Last July, a year and a half after the child’s death, Wettle charged Carole Ann DeLeon, Tyler’s adoptive mother, with second-degree murder. In September Wettle lost his re-election bid to new Prosecutor Tim Rasmussen, who has shown some of the prosecutorial energy that was missing for 18 months. That’s encouraging.

But if the justice system was slow to start pursuing answers about how the tragedy happened and whether there is criminal accountability, an even larger concern was the state social service structure’s failure to respond on the child’s account when it might have helped.

Fortunately, that shortcoming is being addressed too, starting with a heightened urgency about reacting to complaints involving suspected child abuse.

On the day Tyler died nine days had elapsed since officials at his school notified Child Protective Services about their fears. Agency policies in force at the time allowed caseworkers up to 10 days to follow up on the complaint. They still had one more day.

Tyler DeLeon wasn’t the only child in Washington to pay the price of an inadequate safety net, and when Washington Gov. Chris Gregoire appointed a new secretary of Social and Health Services, Robin Arnold-Williams, both of them agreed that a 10-day response policy was unacceptable, even if the agency was shorthanded. They tightened standards (now 24 hours in potentially life-threatening cases like Tyler’s) and began reassigning personnel from less critical assignments. They made caseload reduction a budgetary priority.

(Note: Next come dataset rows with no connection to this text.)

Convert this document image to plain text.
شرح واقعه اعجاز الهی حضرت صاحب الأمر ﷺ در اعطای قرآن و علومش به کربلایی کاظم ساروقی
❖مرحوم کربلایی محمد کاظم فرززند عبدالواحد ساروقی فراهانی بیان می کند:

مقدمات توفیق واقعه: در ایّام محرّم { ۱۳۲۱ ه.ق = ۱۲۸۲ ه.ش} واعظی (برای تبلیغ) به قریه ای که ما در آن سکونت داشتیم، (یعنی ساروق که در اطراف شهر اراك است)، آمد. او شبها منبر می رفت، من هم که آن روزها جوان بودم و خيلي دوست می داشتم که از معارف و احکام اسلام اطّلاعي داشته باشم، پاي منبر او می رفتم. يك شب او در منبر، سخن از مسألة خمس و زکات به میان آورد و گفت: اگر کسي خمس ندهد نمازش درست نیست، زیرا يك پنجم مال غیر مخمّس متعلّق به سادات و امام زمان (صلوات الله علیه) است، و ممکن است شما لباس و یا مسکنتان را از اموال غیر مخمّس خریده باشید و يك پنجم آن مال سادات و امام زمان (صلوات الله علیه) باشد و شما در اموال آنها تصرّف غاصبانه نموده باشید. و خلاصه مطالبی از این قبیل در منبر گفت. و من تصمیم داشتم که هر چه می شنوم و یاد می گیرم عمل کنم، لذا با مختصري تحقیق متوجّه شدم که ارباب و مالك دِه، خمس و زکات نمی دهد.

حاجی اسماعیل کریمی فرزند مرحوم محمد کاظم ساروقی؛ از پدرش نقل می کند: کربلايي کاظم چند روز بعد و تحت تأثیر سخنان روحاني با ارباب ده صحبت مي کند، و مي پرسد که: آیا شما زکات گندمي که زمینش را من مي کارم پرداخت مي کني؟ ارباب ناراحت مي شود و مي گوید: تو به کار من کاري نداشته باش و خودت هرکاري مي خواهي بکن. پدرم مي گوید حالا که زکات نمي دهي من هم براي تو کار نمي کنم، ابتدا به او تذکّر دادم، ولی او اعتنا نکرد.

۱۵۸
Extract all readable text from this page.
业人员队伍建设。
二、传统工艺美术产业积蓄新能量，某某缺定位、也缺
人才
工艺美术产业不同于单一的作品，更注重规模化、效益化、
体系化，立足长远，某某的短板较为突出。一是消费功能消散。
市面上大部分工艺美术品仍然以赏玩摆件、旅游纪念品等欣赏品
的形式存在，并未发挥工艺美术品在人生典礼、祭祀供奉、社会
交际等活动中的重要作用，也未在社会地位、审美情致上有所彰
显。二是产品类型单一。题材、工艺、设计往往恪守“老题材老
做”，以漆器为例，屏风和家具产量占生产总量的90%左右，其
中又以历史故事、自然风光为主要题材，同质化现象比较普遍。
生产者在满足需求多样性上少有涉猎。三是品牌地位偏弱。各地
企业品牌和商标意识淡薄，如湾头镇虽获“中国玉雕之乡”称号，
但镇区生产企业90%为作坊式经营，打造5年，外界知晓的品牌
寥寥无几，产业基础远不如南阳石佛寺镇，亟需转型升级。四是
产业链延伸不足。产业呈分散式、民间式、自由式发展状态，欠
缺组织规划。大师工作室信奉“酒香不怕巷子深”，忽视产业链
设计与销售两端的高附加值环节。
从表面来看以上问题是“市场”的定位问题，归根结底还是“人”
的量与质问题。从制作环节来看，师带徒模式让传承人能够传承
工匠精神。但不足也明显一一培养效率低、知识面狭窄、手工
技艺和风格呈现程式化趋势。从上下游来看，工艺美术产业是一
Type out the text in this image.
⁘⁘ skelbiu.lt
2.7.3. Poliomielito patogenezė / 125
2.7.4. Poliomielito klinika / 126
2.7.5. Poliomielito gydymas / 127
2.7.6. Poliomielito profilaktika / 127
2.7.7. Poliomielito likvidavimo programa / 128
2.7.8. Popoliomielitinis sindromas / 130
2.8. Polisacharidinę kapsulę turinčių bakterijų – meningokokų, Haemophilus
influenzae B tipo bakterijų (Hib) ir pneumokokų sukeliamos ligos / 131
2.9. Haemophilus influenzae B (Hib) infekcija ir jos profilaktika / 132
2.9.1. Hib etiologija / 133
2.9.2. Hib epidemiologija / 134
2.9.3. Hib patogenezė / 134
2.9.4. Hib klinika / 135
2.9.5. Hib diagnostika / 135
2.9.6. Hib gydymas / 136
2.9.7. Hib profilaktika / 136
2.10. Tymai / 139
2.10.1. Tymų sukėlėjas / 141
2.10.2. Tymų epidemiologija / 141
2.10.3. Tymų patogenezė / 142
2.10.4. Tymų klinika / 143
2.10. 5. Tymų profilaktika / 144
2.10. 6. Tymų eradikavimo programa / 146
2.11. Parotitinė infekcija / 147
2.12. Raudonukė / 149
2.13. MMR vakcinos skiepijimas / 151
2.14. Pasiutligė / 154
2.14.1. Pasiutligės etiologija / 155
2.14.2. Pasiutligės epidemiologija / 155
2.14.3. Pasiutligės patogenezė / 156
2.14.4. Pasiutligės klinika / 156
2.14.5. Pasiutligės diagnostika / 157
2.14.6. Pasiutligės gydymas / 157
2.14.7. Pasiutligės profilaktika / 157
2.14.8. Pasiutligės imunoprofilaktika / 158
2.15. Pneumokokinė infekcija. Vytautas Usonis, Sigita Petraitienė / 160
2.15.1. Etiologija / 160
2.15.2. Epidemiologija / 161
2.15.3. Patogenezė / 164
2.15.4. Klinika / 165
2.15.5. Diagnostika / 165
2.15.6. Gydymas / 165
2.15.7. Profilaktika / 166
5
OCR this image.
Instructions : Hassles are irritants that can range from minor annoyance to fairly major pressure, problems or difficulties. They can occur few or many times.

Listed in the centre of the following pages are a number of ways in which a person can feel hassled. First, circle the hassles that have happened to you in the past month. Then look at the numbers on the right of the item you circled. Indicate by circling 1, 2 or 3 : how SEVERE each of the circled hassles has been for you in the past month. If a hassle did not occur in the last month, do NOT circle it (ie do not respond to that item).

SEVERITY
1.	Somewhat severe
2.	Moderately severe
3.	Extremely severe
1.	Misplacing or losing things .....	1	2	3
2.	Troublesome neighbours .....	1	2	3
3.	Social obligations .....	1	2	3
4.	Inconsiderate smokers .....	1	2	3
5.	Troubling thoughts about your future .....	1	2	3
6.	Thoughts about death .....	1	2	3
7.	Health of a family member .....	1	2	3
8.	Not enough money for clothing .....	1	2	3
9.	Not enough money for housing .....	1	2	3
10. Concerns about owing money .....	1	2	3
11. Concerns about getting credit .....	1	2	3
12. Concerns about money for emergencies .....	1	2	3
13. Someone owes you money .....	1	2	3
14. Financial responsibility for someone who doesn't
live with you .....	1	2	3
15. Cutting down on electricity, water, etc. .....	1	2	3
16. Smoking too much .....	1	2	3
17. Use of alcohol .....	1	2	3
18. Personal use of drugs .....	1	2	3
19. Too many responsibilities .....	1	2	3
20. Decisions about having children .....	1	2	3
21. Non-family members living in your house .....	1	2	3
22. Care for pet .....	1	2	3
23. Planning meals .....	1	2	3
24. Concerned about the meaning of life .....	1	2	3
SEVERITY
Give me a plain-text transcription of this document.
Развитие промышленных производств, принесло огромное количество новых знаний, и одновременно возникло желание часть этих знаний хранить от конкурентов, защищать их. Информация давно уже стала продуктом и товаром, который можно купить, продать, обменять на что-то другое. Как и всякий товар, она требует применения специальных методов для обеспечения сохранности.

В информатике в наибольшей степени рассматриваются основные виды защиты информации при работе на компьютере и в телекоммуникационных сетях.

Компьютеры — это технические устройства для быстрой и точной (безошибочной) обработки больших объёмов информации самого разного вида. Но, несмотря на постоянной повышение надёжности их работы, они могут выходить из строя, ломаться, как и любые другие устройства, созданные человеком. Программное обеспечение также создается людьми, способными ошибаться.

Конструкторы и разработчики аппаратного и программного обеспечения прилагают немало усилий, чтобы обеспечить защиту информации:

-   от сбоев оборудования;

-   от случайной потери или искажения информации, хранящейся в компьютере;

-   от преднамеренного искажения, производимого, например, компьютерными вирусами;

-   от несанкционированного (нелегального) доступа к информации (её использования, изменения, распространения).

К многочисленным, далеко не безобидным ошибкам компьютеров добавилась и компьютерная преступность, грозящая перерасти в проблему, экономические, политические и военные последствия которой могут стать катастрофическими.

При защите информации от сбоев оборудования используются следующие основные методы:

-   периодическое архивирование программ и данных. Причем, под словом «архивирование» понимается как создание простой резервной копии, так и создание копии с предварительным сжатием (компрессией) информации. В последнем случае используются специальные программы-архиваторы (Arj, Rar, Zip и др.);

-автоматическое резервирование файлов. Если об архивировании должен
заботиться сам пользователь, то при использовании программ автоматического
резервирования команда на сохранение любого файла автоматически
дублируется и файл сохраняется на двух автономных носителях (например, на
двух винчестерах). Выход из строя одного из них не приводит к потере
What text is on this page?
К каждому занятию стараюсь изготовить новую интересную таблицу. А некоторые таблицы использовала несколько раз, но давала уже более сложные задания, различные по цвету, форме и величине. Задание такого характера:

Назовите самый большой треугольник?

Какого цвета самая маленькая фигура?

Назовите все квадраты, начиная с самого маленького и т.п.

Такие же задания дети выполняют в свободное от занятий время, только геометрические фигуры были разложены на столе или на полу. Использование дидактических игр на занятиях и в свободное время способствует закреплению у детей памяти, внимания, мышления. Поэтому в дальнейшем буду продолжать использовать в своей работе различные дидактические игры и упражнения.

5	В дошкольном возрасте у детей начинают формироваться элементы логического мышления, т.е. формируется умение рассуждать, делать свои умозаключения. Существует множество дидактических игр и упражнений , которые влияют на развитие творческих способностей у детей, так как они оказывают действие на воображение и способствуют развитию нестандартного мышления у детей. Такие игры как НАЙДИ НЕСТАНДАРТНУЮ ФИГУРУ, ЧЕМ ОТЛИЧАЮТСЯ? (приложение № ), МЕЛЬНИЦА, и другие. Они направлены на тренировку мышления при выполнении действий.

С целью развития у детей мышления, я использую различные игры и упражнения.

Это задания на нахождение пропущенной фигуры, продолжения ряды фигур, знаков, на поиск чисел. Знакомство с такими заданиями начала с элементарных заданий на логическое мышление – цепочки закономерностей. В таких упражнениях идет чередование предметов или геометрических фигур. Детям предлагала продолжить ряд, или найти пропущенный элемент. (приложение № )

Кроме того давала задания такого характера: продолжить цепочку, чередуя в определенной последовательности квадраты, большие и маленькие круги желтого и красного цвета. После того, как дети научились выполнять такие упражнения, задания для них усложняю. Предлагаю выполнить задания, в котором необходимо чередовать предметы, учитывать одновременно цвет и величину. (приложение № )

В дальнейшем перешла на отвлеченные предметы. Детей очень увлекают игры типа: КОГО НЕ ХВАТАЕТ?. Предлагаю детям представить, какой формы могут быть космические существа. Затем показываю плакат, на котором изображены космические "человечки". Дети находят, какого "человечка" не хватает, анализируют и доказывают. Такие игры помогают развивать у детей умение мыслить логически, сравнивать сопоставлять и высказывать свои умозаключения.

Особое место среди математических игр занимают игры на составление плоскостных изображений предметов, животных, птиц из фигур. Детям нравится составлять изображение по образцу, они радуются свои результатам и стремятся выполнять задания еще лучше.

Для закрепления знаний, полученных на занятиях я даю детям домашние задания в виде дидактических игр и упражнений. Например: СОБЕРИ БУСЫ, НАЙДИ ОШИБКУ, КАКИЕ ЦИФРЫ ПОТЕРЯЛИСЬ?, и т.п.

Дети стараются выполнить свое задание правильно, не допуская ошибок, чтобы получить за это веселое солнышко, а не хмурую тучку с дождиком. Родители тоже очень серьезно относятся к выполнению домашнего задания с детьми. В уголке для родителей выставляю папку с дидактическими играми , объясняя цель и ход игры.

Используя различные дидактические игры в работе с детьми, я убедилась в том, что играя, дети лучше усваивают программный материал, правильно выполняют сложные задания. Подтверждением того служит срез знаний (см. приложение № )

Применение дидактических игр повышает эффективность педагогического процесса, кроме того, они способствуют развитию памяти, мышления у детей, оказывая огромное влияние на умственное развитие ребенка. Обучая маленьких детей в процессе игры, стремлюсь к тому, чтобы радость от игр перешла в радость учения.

Gregoire now says that staffing levels can no longer be used as an excuse if a case like Tyler DeLeon’s occurs. The governor says the next step is to assure that those caseworkers, some of whom were moved into the role abruptly, are adequately and properly trained so their response can be followed up with a suitable evaluation and, if necessary, intervention. Lawmakers and other state officials should consider that task a must.

Two years after Tyler DeLeon’s last birthday, there is reason to hope that the state is putting itself in a better position to prevent similar tragedies involving other children.